The foreign language program in Spanish begins in the preschool and continues through the eighth grade year.

We believe learning a second language can increase creativity and flexibility in thinking; studies show language learning also benefits executive functioning skills. Language learning increases openness to other cultures and can contribute to students' eventual participation in a global society. Students of foreign language learn to be comfortable with difference, change, and uncertainty. It can be difficult not understanding exactly what is being said but the experience gives students a chance to puzzle out what could be and demands an ability to imagine what is not yet known.

Singing and playing are integral parts of the Spanish program at TGS, imparting culture, musicality, and joy into the classroom. Young children love to sing, color, dance, and listen to stories, so in all grades, students learn common songs from Spanish-speaking countries, play games, listen to and tell stories about imaginary characters, and join in activities based on these stories.

Each grade revisits vocabulary and expressions annually to assure that students build off of a strong foundation. Greetings, identity, basic verbs, names of animals, the body, our homes, numbers, colors, weather, and much more, make up the vocabulary for younger students. While materials and stories change from grade to grade as children advance, and a smattering of written language begins to appear in the younger grades, the methods of play, music, history, and culture remain as central themes to our curriculum.

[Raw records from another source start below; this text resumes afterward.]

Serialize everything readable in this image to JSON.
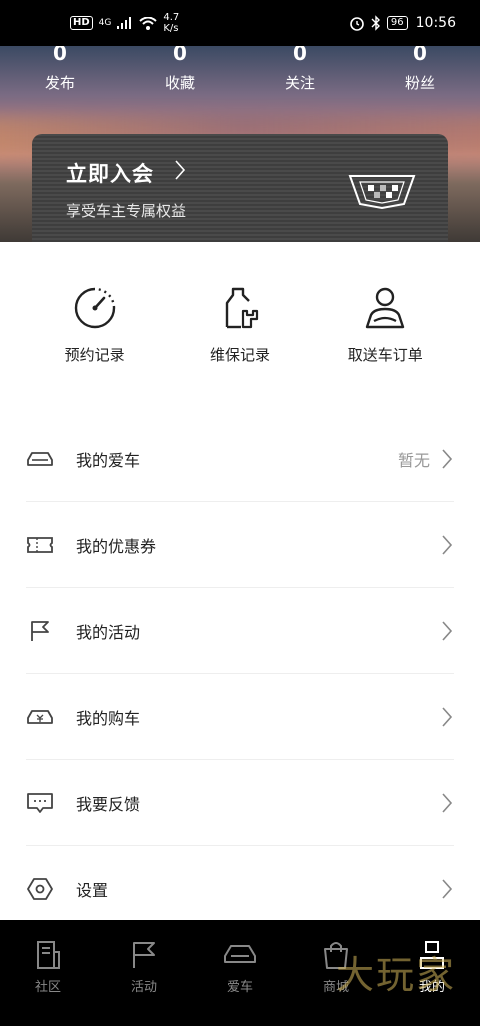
{
  "status_bar": {
    "hd": "HD",
    "network": "4G",
    "speed_value": "4.7",
    "speed_unit": "K/s",
    "battery": "96",
    "time": "10:56"
  },
  "stats": [
    {
      "value": "0",
      "label": "发布"
    },
    {
      "value": "0",
      "label": "收藏"
    },
    {
      "value": "0",
      "label": "关注"
    },
    {
      "value": "0",
      "label": "粉丝"
    }
  ],
  "join_card": {
    "title": "立即入会",
    "subtitle": "享受车主专属权益"
  },
  "quick_actions": [
    {
      "label": "预约记录",
      "icon": "gauge-icon"
    },
    {
      "label": "维保记录",
      "icon": "oil-wrench-icon"
    },
    {
      "label": "取送车订单",
      "icon": "driver-icon"
    }
  ],
  "menu": [
    {
      "label": "我的爱车",
      "value": "暂无",
      "icon": "car-icon"
    },
    {
      "label": "我的优惠券",
      "value": "",
      "icon": "ticket-icon"
    },
    {
      "label": "我的活动",
      "value": "",
      "icon": "flag-icon"
    },
    {
      "label": "我的购车",
      "value": "",
      "icon": "car-purchase-icon"
    },
    {
      "label": "我要反馈",
      "value": "",
      "icon": "message-icon"
    },
    {
      "label": "设置",
      "value": "",
      "icon": "settings-icon"
    }
  ],
  "bottom_nav": [
    {
      "label": "社区",
      "icon": "community-icon"
    },
    {
      "label": "活动",
      "icon": "flag-icon"
    },
    {
      "label": "爱车",
      "icon": "car-icon"
    },
    {
      "label": "商城",
      "icon": "shopping-bag-icon"
    },
    {
      "label": "我的",
      "icon": "profile-icon",
      "active": true
    }
  ],
  "watermark": "大玩家"
}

Older grades learn about topics corresponding to middle schoolers’ lives, with richer, more abstract vocabulary, and focused grammatical study.  Topics include clothing, music, shopping, travel, school vocabulary, and much more. Culturally relevant tools like poetry, movies, and books help connect students with the lives of Hispanic and Latinx people. Students are challenged to speak, write, read, and continuously work on oral comprehension. A variety of learning tools, from books and magazines, to online computer games, to recordings of native speakers,  provide constant interaction with the Spanish language, and occasional penpal exchanges inject authentic language use into students’ study of Spanish.

Students leave The Grammar School with a strong foundation in the language and with great enthusiasm and joy for continuing to learn Spanish and other languages.